Собственно говоря, описанием трагической гибели командира батареи Степана Бездольного и заканчивалась тетрадь Николая Васильевича Градова, если бы…

Тогда в селе у меня не то что не было времени прочитать до конца эту тетрадь в черной клеенчатой обложке. Вернее, тому помешали никак не предвиденные и не менее потрясающие события, связанные с войной и проливающие свет на послевоенные судьбы людей, близких Бездольному и Градову. Только поэтому я дочитывал тетрадь Дружбы, которую он доверительно отдал мне, уже вернувшись к себе домой. И больше всего меня удивила концовка его воспоминаний: «Лежал Степа на теплом песке, положив руки под голову, щурясь от солнца, в вздрагивал влажными ресницами. Вот он внезапно открыл глаза, задумчиво посмотрел в небо и сказал: «Знаешь, Колька, а смерти у меня, наверное, не будет. Пускай я умру, но буду жить в этом ясном небе». И засмеялся…»

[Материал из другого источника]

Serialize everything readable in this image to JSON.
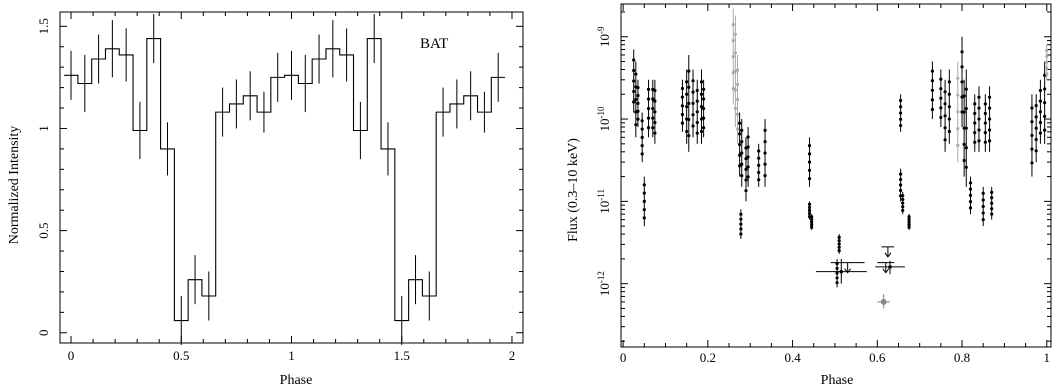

Как такое понимать? Жизнь Степана угасла при багровом закате солнца, и тот же Степан философствует, лежа «на теплом песке», щурится от солнца и почему-то смеется!.. Неясно, что произошло с самим Градовым? Каким образом он остался в живых, оказавшись в тылу врага?

Чего только ни приходило мне в голову! Как мог, я отбрасывал всякую чертовщину и наконец решился написать Николаю Васильевичу письмо.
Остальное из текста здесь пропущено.